Now it may sound like I’m saying that caring for a crying toddler or any other number of day to day frustrations are just another cross to bear…but that’s not what I mean… this passage goes deeper.

One understanding of what it means to deny yourself and take up your cross is to live out your mission and calling as a Christian person with a specific task.  We have to come down off the mountain tops…to look beyond what is serving us.  Beyond who we are and who or what we wish to become.

So much of our culture’s idea of personal growth is focused around self help…who am I?, what can I do to be a better me?, What is my purpose?  These are good questions, but they shouldn’t be an end to themselves…they are questions that keep us focused on our self.  What is our vision?, who do we want to be?, where are we going?

To deny ourselves… is to let go of the need to define ourselves and let go of our cultures tendency towards introspective narcissism. “For those who want to save their life will lose it, and those who lose their life for my sake will find it.  If we spend all our time looking at who we are, we loose sight of who Christ sees us as.  If we wish to become all we can be, we have to let go of the delusion that we can figure it out for ourselves…. We have to lose ourselves in Christ. 

It is good to be on the mountain, it’s awe inspiring, renewing and can even help us to refocus on Christ but we cannot stay there.  We have to come back down and not just to share our transfiguration experience with others…but to become the ones transfigured.  To change beyond what we could imagine. 

The disciples struggled the entire time they were with Christ to understand what he was doing.  They experienced the transfiguration, many miracles and benefited from personal instruction with Christ Jesus…but still they were limited by their self centeredness.  Not selfishness,

but their inability to see beyond what they already knew.  They had already decided what a messiah was…they were still bickering about who would sit on Christ’s right side in heaven… and who was and wasn’t allowed to speak with Jesus.  They had trouble letting go of themselves, their dreams and their understandings… but when they did.  They were transfigured. 

Normal everyday fellows concerned with where their next meal would come from and their status within their group of intimates were changed into preachers that traveled across the known world without thought of provision.  Into leaders who went against every convention and social norm to be Christ’s hands and feet in the world.  The were transfigured into people who let their own selves die and so that they could live as members of Christ.
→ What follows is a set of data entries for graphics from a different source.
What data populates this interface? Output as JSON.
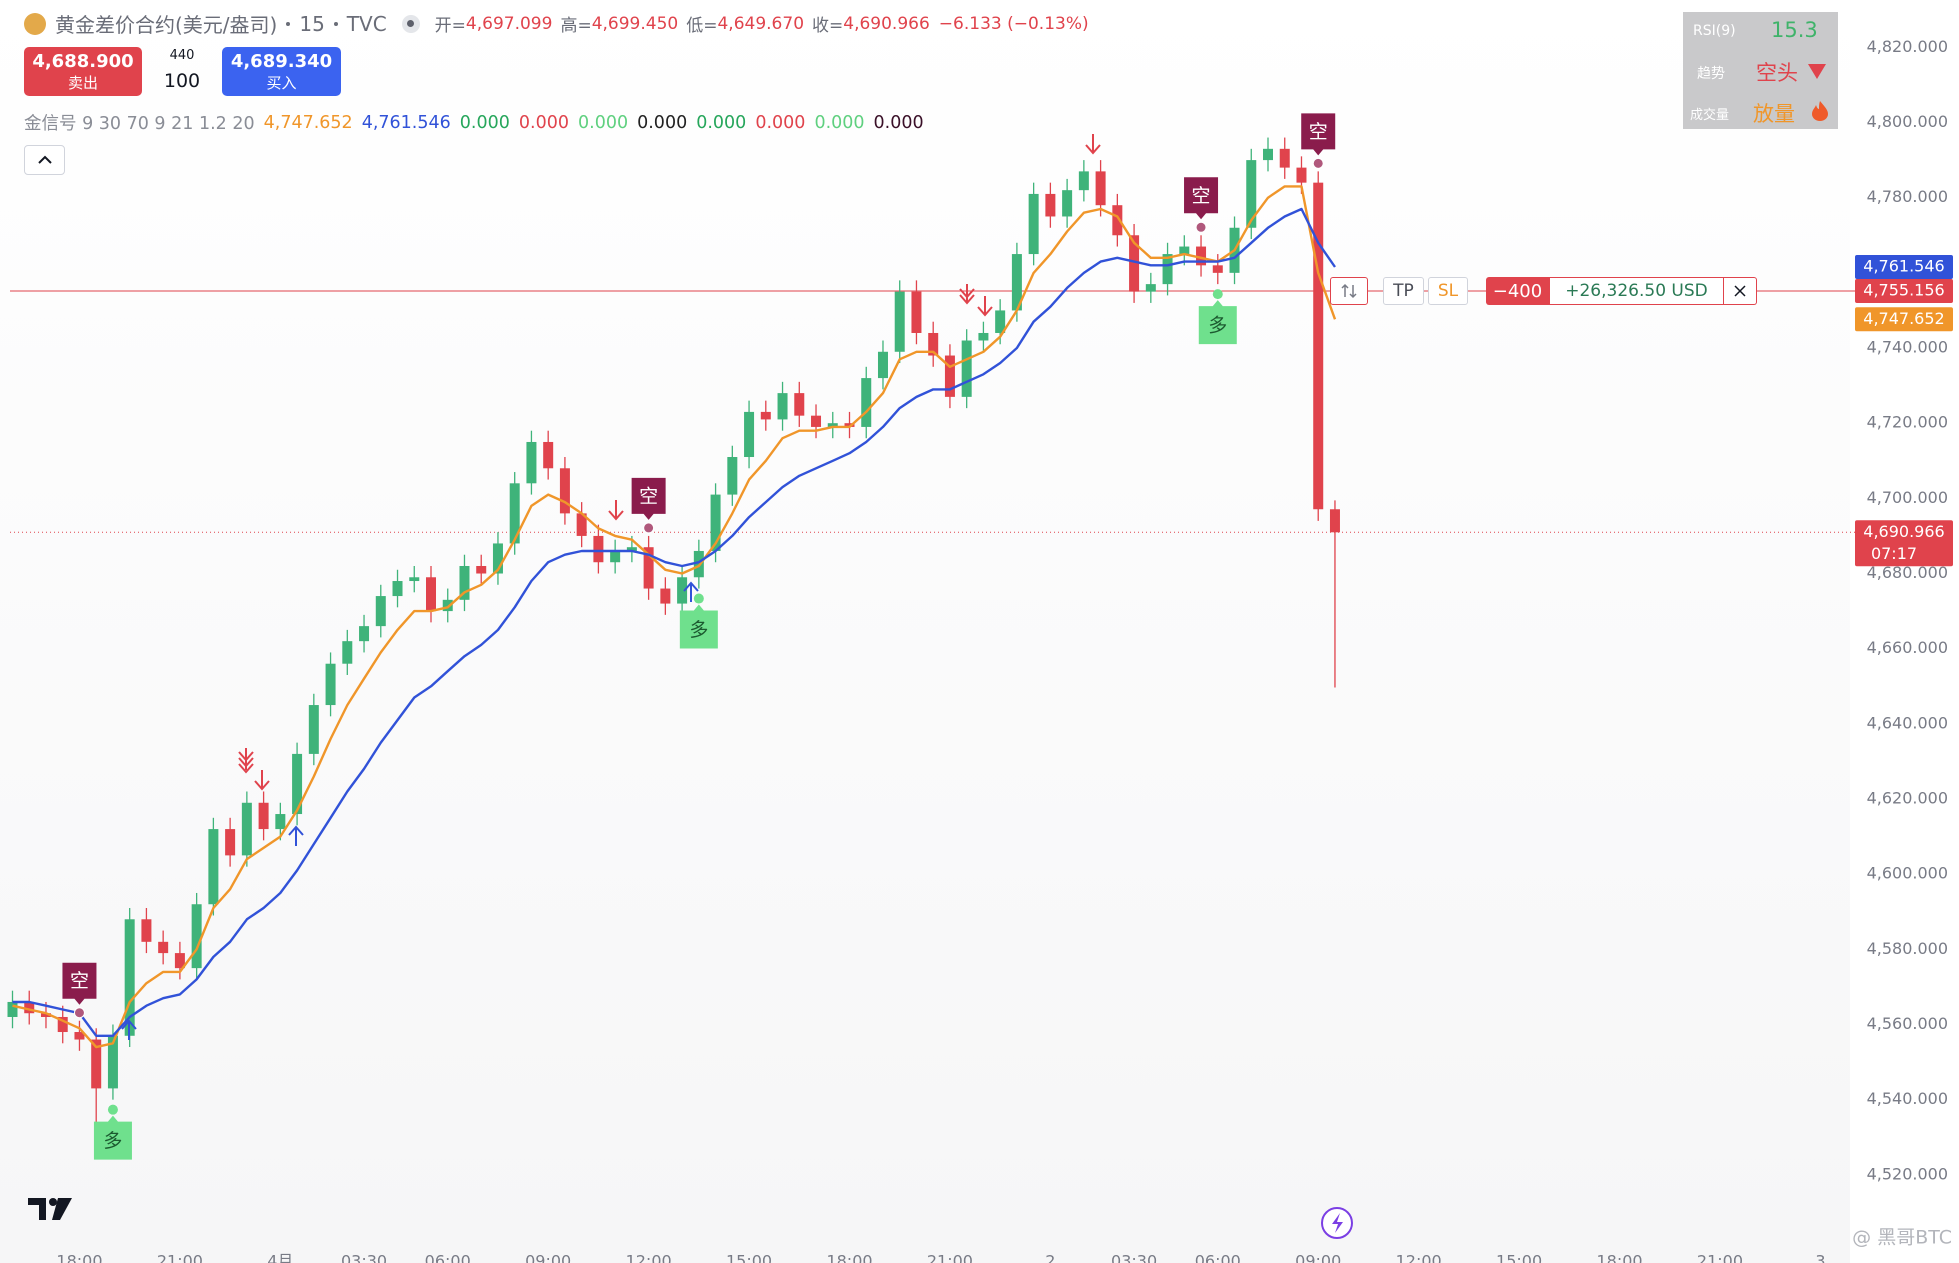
{
  "header": {
    "title": "黄金差价合约(美元/盎司)",
    "interval": "15",
    "source": "TVC",
    "ohlc": [
      {
        "label": "开=",
        "value": "4,697.099"
      },
      {
        "label": "高=",
        "value": "4,699.450"
      },
      {
        "label": "低=",
        "value": "4,649.670"
      },
      {
        "label": "收=",
        "value": "4,690.966"
      }
    ],
    "change": "−6.133 (−0.13%)"
  },
  "trade": {
    "sell_price": "4,688.900",
    "sell_label": "卖出",
    "spread": "440",
    "quantity": "100",
    "buy_price": "4,689.340",
    "buy_label": "买入"
  },
  "indicator": {
    "name": "金信号 9 30 70 9 21 1.2 20",
    "values": [
      {
        "text": "4,747.652",
        "color": "#f0962a"
      },
      {
        "text": "4,761.546",
        "color": "#3152d8"
      },
      {
        "text": "0.000",
        "color": "#26a65b"
      },
      {
        "text": "0.000",
        "color": "#e0434c"
      },
      {
        "text": "0.000",
        "color": "#5fd07f"
      },
      {
        "text": "0.000",
        "color": "#222222"
      },
      {
        "text": "0.000",
        "color": "#26a65b"
      },
      {
        "text": "0.000",
        "color": "#e0434c"
      },
      {
        "text": "0.000",
        "color": "#5fd07f"
      },
      {
        "text": "0.000",
        "color": "#3a1028"
      }
    ]
  },
  "rsi_panel": {
    "rsi_label": "RSI(9)",
    "rsi_value": "15.3",
    "trend_label": "趋势",
    "trend_value": "空头",
    "volume_label": "成交量",
    "volume_value": "放量"
  },
  "watermark": "@ 黑哥BTC",
  "chart_data": {
    "type": "candlestick",
    "categories": [
      null,
      null,
      null,
      null,
      "18:00",
      null,
      null,
      null,
      null,
      null,
      "21:00",
      null,
      null,
      null,
      null,
      null,
      "4月",
      null,
      null,
      null,
      null,
      "03:30",
      null,
      null,
      null,
      null,
      "06:00",
      null,
      null,
      null,
      null,
      null,
      "09:00",
      null,
      null,
      null,
      null,
      null,
      "12:00",
      null,
      null,
      null,
      null,
      null,
      "15:00",
      null,
      null,
      null,
      null,
      null,
      "18:00",
      null,
      null,
      null,
      null,
      null,
      "21:00",
      null,
      null,
      null,
      null,
      null,
      "2",
      null,
      null,
      null,
      null,
      "03:30",
      null,
      null,
      null,
      null,
      "06:00",
      null,
      null,
      null,
      null,
      null,
      "09:00",
      null,
      null,
      null,
      null,
      null,
      "12:00",
      null,
      null,
      null,
      null,
      null,
      "15:00",
      null,
      null,
      null,
      null,
      null,
      "18:00",
      null,
      null,
      null,
      null,
      null,
      "21:00",
      null,
      null,
      null,
      null,
      null,
      "3"
    ],
    "open": [
      4562,
      4566,
      4563,
      4562,
      4558,
      4556,
      4543,
      4557,
      4588,
      4582,
      4579,
      4575,
      4592,
      4612,
      4605,
      4619,
      4612,
      4616,
      4632,
      4645,
      4656,
      4662,
      4666,
      4674,
      4678,
      4679,
      4670,
      4673,
      4682,
      4680,
      4688,
      4704,
      4715,
      4708,
      4696,
      4690,
      4683,
      4686,
      4687,
      4676,
      4672,
      4679,
      4686,
      4701,
      4711,
      4723,
      4721,
      4728,
      4722,
      4719,
      4720,
      4719,
      4732,
      4739,
      4755,
      4744,
      4738,
      4727,
      4742,
      4744,
      4750,
      4765,
      4781,
      4775,
      4782,
      4787,
      4778,
      4770,
      4755,
      4757,
      4765,
      4767,
      4762,
      4760,
      4772,
      4790,
      4793,
      4788,
      4784,
      4697.099,
      null,
      null,
      null,
      null,
      null,
      null,
      null,
      null,
      null,
      null,
      null,
      null,
      null,
      null,
      null,
      null,
      null,
      null,
      null,
      null,
      null,
      null,
      null,
      null,
      null,
      null,
      null,
      null,
      null
    ],
    "high": [
      4569,
      4569,
      4566,
      4565,
      4561,
      4559,
      4560,
      4591,
      4591,
      4585,
      4582,
      4595,
      4615,
      4615,
      4622,
      4622,
      4619,
      4635,
      4648,
      4659,
      4665,
      4669,
      4677,
      4681,
      4682,
      4682,
      4676,
      4685,
      4685,
      4691,
      4707,
      4718,
      4718,
      4711,
      4699,
      4693,
      4689,
      4690,
      4690,
      4679,
      4682,
      4689,
      4704,
      4714,
      4726,
      4726,
      4731,
      4731,
      4725,
      4723,
      4723,
      4735,
      4742,
      4758,
      4758,
      4747,
      4741,
      4745,
      4747,
      4753,
      4768,
      4784,
      4784,
      4785,
      4790,
      4790,
      4781,
      4773,
      4760,
      4768,
      4770,
      4770,
      4765,
      4775,
      4793,
      4796,
      4796,
      4791,
      4787,
      4699.45,
      null,
      null,
      null,
      null,
      null,
      null,
      null,
      null,
      null,
      null,
      null,
      null,
      null,
      null,
      null,
      null,
      null,
      null,
      null,
      null,
      null,
      null,
      null,
      null,
      null,
      null,
      null,
      null,
      null
    ],
    "low": [
      4559,
      4560,
      4559,
      4555,
      4553,
      4529,
      4540,
      4554,
      4579,
      4576,
      4572,
      4572,
      4589,
      4602,
      4602,
      4609,
      4609,
      4613,
      4629,
      4642,
      4653,
      4659,
      4663,
      4671,
      4675,
      4667,
      4667,
      4670,
      4677,
      4677,
      4685,
      4701,
      4705,
      4693,
      4687,
      4680,
      4680,
      4683,
      4673,
      4669,
      4669,
      4676,
      4683,
      4698,
      4708,
      4718,
      4718,
      4719,
      4716,
      4716,
      4716,
      4716,
      4729,
      4736,
      4741,
      4735,
      4724,
      4724,
      4739,
      4741,
      4747,
      4762,
      4772,
      4772,
      4779,
      4775,
      4767,
      4752,
      4752,
      4754,
      4762,
      4759,
      4757,
      4757,
      4769,
      4787,
      4785,
      4781,
      4694,
      4649.67,
      null,
      null,
      null,
      null,
      null,
      null,
      null,
      null,
      null,
      null,
      null,
      null,
      null,
      null,
      null,
      null,
      null,
      null,
      null,
      null,
      null,
      null,
      null,
      null,
      null,
      null,
      null,
      null,
      null
    ],
    "close": [
      4566,
      4563,
      4562,
      4558,
      4556,
      4543,
      4557,
      4588,
      4582,
      4579,
      4575,
      4592,
      4612,
      4605,
      4619,
      4612,
      4616,
      4632,
      4645,
      4656,
      4662,
      4666,
      4674,
      4678,
      4679,
      4670,
      4673,
      4682,
      4680,
      4688,
      4704,
      4715,
      4708,
      4696,
      4690,
      4683,
      4686,
      4687,
      4676,
      4672,
      4679,
      4686,
      4701,
      4711,
      4723,
      4721,
      4728,
      4722,
      4719,
      4720,
      4719,
      4732,
      4739,
      4755,
      4744,
      4738,
      4727,
      4742,
      4744,
      4750,
      4765,
      4781,
      4775,
      4782,
      4787,
      4778,
      4770,
      4755,
      4757,
      4765,
      4767,
      4762,
      4760,
      4772,
      4790,
      4793,
      4788,
      4784,
      4697.099,
      4690.966,
      null,
      null,
      null,
      null,
      null,
      null,
      null,
      null,
      null,
      null,
      null,
      null,
      null,
      null,
      null,
      null,
      null,
      null,
      null,
      null,
      null,
      null,
      null,
      null,
      null,
      null,
      null,
      null,
      null
    ],
    "up_color": "#3fb37a",
    "down_color": "#e0434c",
    "lines": [
      {
        "color": "#f0962a",
        "values": [
          4565,
          4564,
          4563,
          4561,
          4559,
          4554,
          4555,
          4566,
          4571,
          4574,
          4574,
          4580,
          4591,
          4596,
          4604,
          4607,
          4610,
          4617,
          4626,
          4636,
          4645,
          4652,
          4659,
          4665,
          4670,
          4670,
          4671,
          4675,
          4677,
          4681,
          4689,
          4698,
          4701,
          4699,
          4696,
          4692,
          4690,
          4689,
          4685,
          4681,
          4680,
          4682,
          4688,
          4696,
          4705,
          4710,
          4716,
          4718,
          4718,
          4719,
          4719,
          4723,
          4728,
          4737,
          4739,
          4739,
          4735,
          4737,
          4739,
          4743,
          4750,
          4760,
          4765,
          4771,
          4776,
          4777,
          4775,
          4768,
          4764,
          4764,
          4765,
          4764,
          4763,
          4766,
          4774,
          4780,
          4783,
          4783,
          4760,
          4747.652,
          null,
          null,
          null,
          null,
          null,
          null,
          null,
          null,
          null,
          null,
          null,
          null,
          null,
          null,
          null,
          null,
          null,
          null,
          null,
          null,
          null,
          null,
          null,
          null,
          null,
          null,
          null,
          null,
          null
        ]
      },
      {
        "color": "#3152d8",
        "values": [
          4566,
          4566,
          4565,
          4564,
          4563,
          4557,
          4557,
          4562,
          4565,
          4567,
          4568,
          4572,
          4578,
          4582,
          4588,
          4591,
          4595,
          4601,
          4608,
          4615,
          4622,
          4628,
          4635,
          4641,
          4647,
          4650,
          4654,
          4658,
          4661,
          4665,
          4671,
          4678,
          4683,
          4685,
          4686,
          4686,
          4686,
          4686,
          4685,
          4683,
          4682,
          4683,
          4686,
          4690,
          4695,
          4699,
          4703,
          4706,
          4708,
          4710,
          4712,
          4715,
          4719,
          4724,
          4727,
          4729,
          4729,
          4731,
          4733,
          4736,
          4740,
          4747,
          4751,
          4756,
          4760,
          4763,
          4764,
          4763,
          4762,
          4762,
          4763,
          4763,
          4763,
          4764,
          4768,
          4772,
          4775,
          4777,
          4768,
          4761.546,
          null,
          null,
          null,
          null,
          null,
          null,
          null,
          null,
          null,
          null,
          null,
          null,
          null,
          null,
          null,
          null,
          null,
          null,
          null,
          null,
          null,
          null,
          null,
          null,
          null,
          null,
          null,
          null,
          null
        ]
      }
    ],
    "ylim": [
      4500,
      4832.6
    ],
    "yticks": [
      {
        "value": 4520,
        "label": "4,520.000"
      },
      {
        "value": 4540,
        "label": "4,540.000"
      },
      {
        "value": 4560,
        "label": "4,560.000"
      },
      {
        "value": 4580,
        "label": "4,580.000"
      },
      {
        "value": 4600,
        "label": "4,600.000"
      },
      {
        "value": 4620,
        "label": "4,620.000"
      },
      {
        "value": 4640,
        "label": "4,640.000"
      },
      {
        "value": 4660,
        "label": "4,660.000"
      },
      {
        "value": 4680,
        "label": "4,680.000"
      },
      {
        "value": 4700,
        "label": "4,700.000"
      },
      {
        "value": 4720,
        "label": "4,720.000"
      },
      {
        "value": 4740,
        "label": "4,740.000"
      },
      {
        "value": 4760,
        "label": "4,760.000"
      },
      {
        "value": 4780,
        "label": "4,780.000"
      },
      {
        "value": 4800,
        "label": "4,800.000"
      },
      {
        "value": 4820,
        "label": "4,820.000"
      }
    ],
    "grid": false,
    "price_labels": [
      {
        "value": 4761.546,
        "label": "4,761.546",
        "color": "#3152d8"
      },
      {
        "value": 4755.156,
        "label": "4,755.156",
        "color": "#e0434c"
      },
      {
        "value": 4747.652,
        "label": "4,747.652",
        "color": "#f0962a"
      },
      {
        "value": 4690.966,
        "label": "4,690.966",
        "countdown": "07:17",
        "color": "#e0434c",
        "line": "dotted"
      }
    ],
    "position": {
      "price": 4755.156,
      "quantity": "−400",
      "pnl": "+26,326.50 USD",
      "tp": "TP",
      "sl": "SL"
    },
    "signals": [
      {
        "index": 4,
        "label": "空",
        "position": "above",
        "color": "#8a1c4c",
        "text_color": "#ffffff"
      },
      {
        "index": 38,
        "label": "空",
        "position": "above",
        "color": "#8a1c4c",
        "text_color": "#ffffff"
      },
      {
        "index": 71,
        "label": "空",
        "position": "above",
        "color": "#8a1c4c",
        "text_color": "#ffffff"
      },
      {
        "index": 78,
        "label": "空",
        "position": "above",
        "color": "#8a1c4c",
        "text_color": "#ffffff"
      },
      {
        "index": 6,
        "label": "多",
        "position": "below",
        "color": "#6fe08d",
        "text_color": "#1c5a30"
      },
      {
        "index": 41,
        "label": "多",
        "position": "below",
        "color": "#6fe08d",
        "text_color": "#1c5a30"
      },
      {
        "index": 72,
        "label": "多",
        "position": "below",
        "color": "#6fe08d",
        "text_color": "#1c5a30"
      }
    ]
  }
}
It would have been much easier to sit in a tent and sell tickets to the site of Transfiguration and tell people of their experience with Moses, Elijah and Rabbi Jesus.  Easier…but not better.

After all the shining bits of the transfiguration had ended, the disciples were shaking on the ground…stunned and silent.

“But Jesus came and touched them, saying, "Get up and do not be afraid."”

These words may be the most important in the whole gospel reading today… we are called by God to listen to Christ… to deny our own ideas of what is and should be…to live for and as Christ… and that could easily leave us petrified and prostrate.  Too scared of what the possible consequences could be to think let alone begin.  But just as Jesus stood transfigured in triune community, we too are transfigured surrounded by the Trinity…like the disciples, we may be scared.  But also like them we are not alone.

Get up…go down that mountainside…get back into the world…and do not be afraid.